While agglomeration economies are thought to be important contributors to growth, less is known about the scale over which they operate. Some authors have focused on metropolitan areas, while others have looked at smaller geographic units. One recent paper in the American Economic Review, for example, analyzed aggregate state productivity as a function of employment density. The authors found that a doubling of their county density index (which weights the densest counties most heavily) is associated with roughly a 6 percent increase in aggregate state productivity. Together, these studies make a compelling economic case for fostering the development of our densest and most diverse employment centers?commonly known as cities.

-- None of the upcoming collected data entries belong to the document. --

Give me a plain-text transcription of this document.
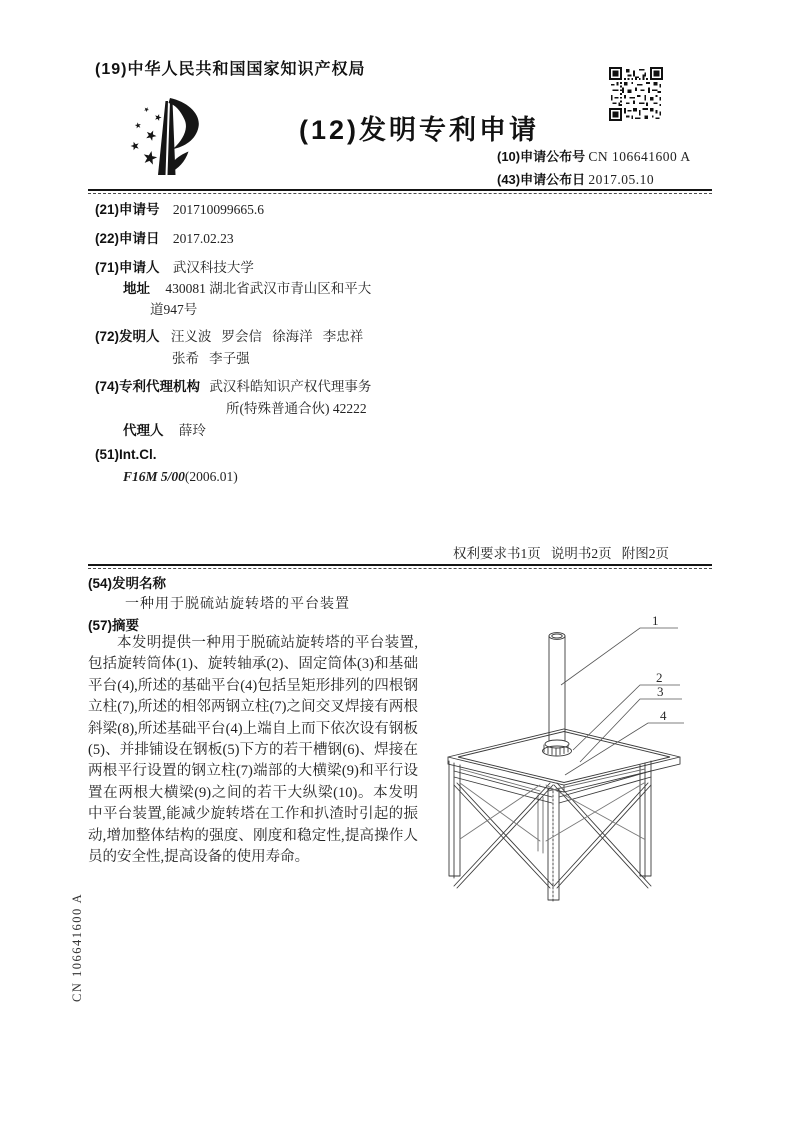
(19)中华人民共和国国家知识产权局
(12)发明专利申请
(10)申请公布号 CN 106641600 A
(43)申请公布日 2017.05.10
(21)申请号 201710099665.6
(22)申请日 2017.02.23
(71)申请人 武汉科技大学
地址 430081 湖北省武汉市青山区和平大
道947号
(72)发明人 汪义波   罗会信   徐海洋   李忠祥
张希   李子强
(74)专利代理机构 武汉科皓知识产权代理事务
所(特殊普通合伙) 42222
代理人 薛玲
(51)Int.Cl.
F16M 5/00(2006.01)
权利要求书1页   说明书2页   附图2页
(54)发明名称
一种用于脱硫站旋转塔的平台装置
(57)摘要

本发明提供一种用于脱硫站旋转塔的平台装置,包括旋转筒体(1)、旋转轴承(2)、固定筒体(3)和基础平台(4),所述的基础平台(4)包括呈矩形排列的四根钢立柱(7),所述的相邻两钢立柱(7)之间交叉焊接有两根斜梁(8),所述基础平台(4)上端自上而下依次设有钢板(5)、并排铺设在钢板(5)下方的若干槽钢(6)、焊接在两根平行设置的钢立柱(7)端部的大横梁(9)和平行设置在两根大横梁(9)之间的若干大纵梁(10)。本发明中平台装置,能减少旋转塔在工作和扒渣时引起的振动,增加整体结构的强度、刚度和稳定性,提高操作人员的安全性,提高设备的使用寿命。

1
2
3
4
CN 106641600 A
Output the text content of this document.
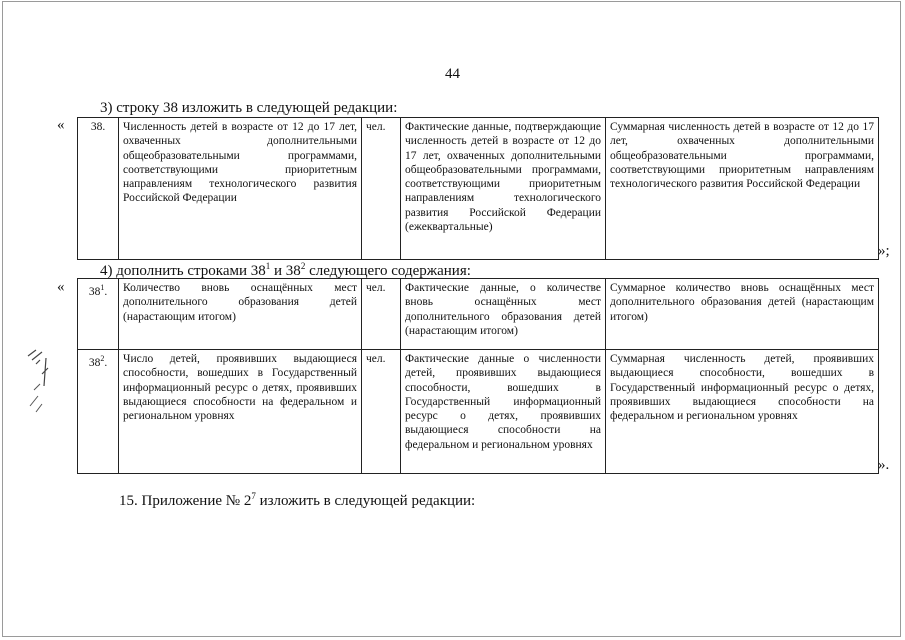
44
3) строку 38 изложить в следующей редакции:
« 38.	Численность детей в возрасте от 12 до 17 лет, охваченных дополнительными общеобразовательными программами, соответствующими приоритетным направлениям технологического развития Российской Федерации	чел.	Фактические данные, подтверждающие численность детей в возрасте от 12 до 17 лет, охваченных дополнительными общеобразовательными программами, соответствующими приоритетным направлениям технологического развития Российской Федерации (ежеквартальные)	Суммарная численность детей в возрасте от 12 до 17 лет, охваченных дополнительными общеобразовательными программами, соответствующими приоритетным направлениям технологического развития Российской Федерации
»;
4) дополнить строками $38^1$ и $38^2$ следующего содержания:
« $38^1$.	Количество вновь оснащённых мест дополнительного образования детей (нарастающим итогом)	чел.	Фактические данные, о количестве вновь оснащённых мест дополнительного образования детей (нарастающим итогом)	Суммарное количество вновь оснащённых мест дополнительного образования детей (нарастающим итогом)
$38^2$.	Число детей, проявивших выдающиеся способности, вошедших в Государственный информационный ресурс о детях, проявивших выдающиеся способности на федеральном и региональном уровнях	чел.	Фактические данные о численности детей, проявивших выдающиеся способности, вошедших в Государственный информационный ресурс о детях, проявивших выдающиеся способности на федеральном и региональном уровнях	Суммарная численность детей, проявивших выдающиеся способности, вошедших в Государственный информационный ресурс о детях, проявивших выдающиеся способности на федеральном и региональном уровнях
».
15. Приложение № $2^7$ изложить в следующей редакции:
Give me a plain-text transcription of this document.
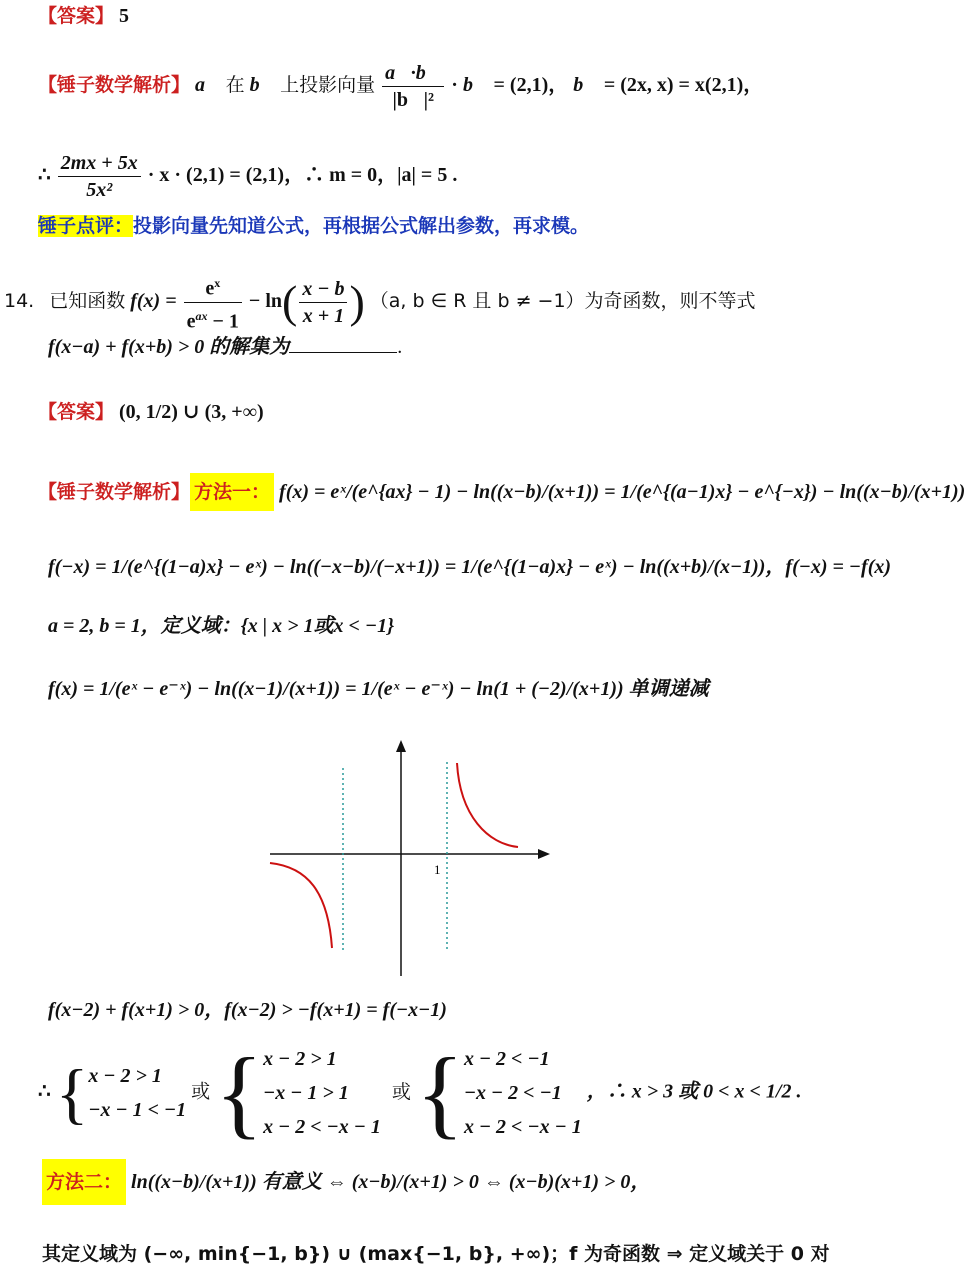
【答案】 5
【锤子数学解析】 a⃗ 在 b⃗ 上投影向量 $\frac{a⃗\cdot b⃗}{\text{|b⃗|²}}$ · b⃗ = (2,1)， b⃗ = (2x, x) = x(2,1)，
∴ $\frac{2mx + 5x}{\text{5x²}} \cdot x \cdot (2,1) = (2,1)$，∴ m = 0，|a| = 5 .
锤子点评：投影向量先知道公式，再根据公式解出参数，再求模。
14. 已知函数 $f(x) = \frac{e^x}{e^{ax} - 1} - \ln( \frac{x - b}{x + 1}$ ) （a, b ∈ R 且 b ≠ −1）为奇函数，则不等式
f(x−a) + f(x+b) > 0 的解集为	.
【答案】 (0, 1/2) ∪ (3, +∞)
【锤子数学解析】 方法一： f(x) = eˣ/(e^{ax} − 1) − ln((x−b)/(x+1)) = 1/(e^{(a−1)x} − e^{−x}) − ln((x−b)/(x+1))
f(−x) = 1/(e^{(1−a)x} − eˣ) − ln((−x−b)/(−x+1)) = 1/(e^{(1−a)x} − eˣ) − ln((x+b)/(x−1))，f(−x) = −f(x)
a = 2, b = 1，定义域：{x | x > 1或x < −1}
f(x) = 1/(eˣ − e⁻ˣ) − ln((x−1)/(x+1)) = 1/(eˣ − e⁻ˣ) − ln(1 + (−2)/(x+1)) 单调递减
1
f(x−2) + f(x+1) > 0，f(x−2) > −f(x+1) = f(−x−1)
∴ { x − 2 > 1
−x − 1 < −1
或 { x − 2 > 1
−x − 1 > 1
x − 2 < −x − 1
或 { x − 2 < −1
−x − 2 < −1
x − 2 < −x − 1
，∴ x > 3 或 0 < x < 1/2 .
方法二： ln((x−b)/(x+1)) 有意义 ⇔ (x−b)/(x+1) > 0 ⇔ (x−b)(x+1) > 0，
其定义域为 (−∞, min{−1, b}) ∪ (max{−1, b}, +∞)；f 为奇函数 ⇒ 定义域关于 0 对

But the interactions among firms arising from “agglomeration” are reciprocal and are not directly priced in markets. Individual firms will locate where their profits are highest, without regard to the effects that their move has on other firms. The fact that the primary function of state capital investment turns out to be subsidizing the spreading out of jobs thus means that it has the potential to reduce productivity. And a more dispersed employment pattern is closely associated with a more dispersed residential pattern, which also leads to the problems of socioeconomic segregation and costly suburban residential growth.

Thus infrastructure is a seeming contradiction: it is a productive good whose aggregate productivity may be negative. Because it is productive, it draws activities toward it. But because it is primarily placed in low-density areas, it undercuts density and thereby reduces overall productivity. The real culprit here is not public investment itself, but the political process that puts it where it is least valuable. Reduced national productivity growth makes us all worse off.

So even if infrastructure dollars were free, it would be costly to invest them the way we do. Because infrastructure is instead very expensive, it is even more clear that our public investment policies need reform. Indeed, from the point of view of most urban residents, it would be better to burn the money than to spend it the way we do. Luckily, these are not our only alternatives.

What Should We Do?

Were states to get out of the business of capital investment, cities’ job bases, and by extension national productivity, might be larger than they are under the current arrangement. But states are not likely to do so, especially because they have substantial revenue sources earmarked for particular kinds of investment. As an alternative, states might begin to consider more carefully how their investment policies affect the spatial distribution of jobs and whether the patterns that emerge are consistent with their economic growth objectives. States that wish to use their public capital money as part of a strategic economic development effort will direct more resources to central cities and other locales that have high concentrations of jobs and avoid building new projects in the greenfields on the edges of metro areas. The result will be a more densely developed state, with more moderate growth in the suburbs, lower taxes, and faster economic growth. That’s a record any governor would be happy to run on.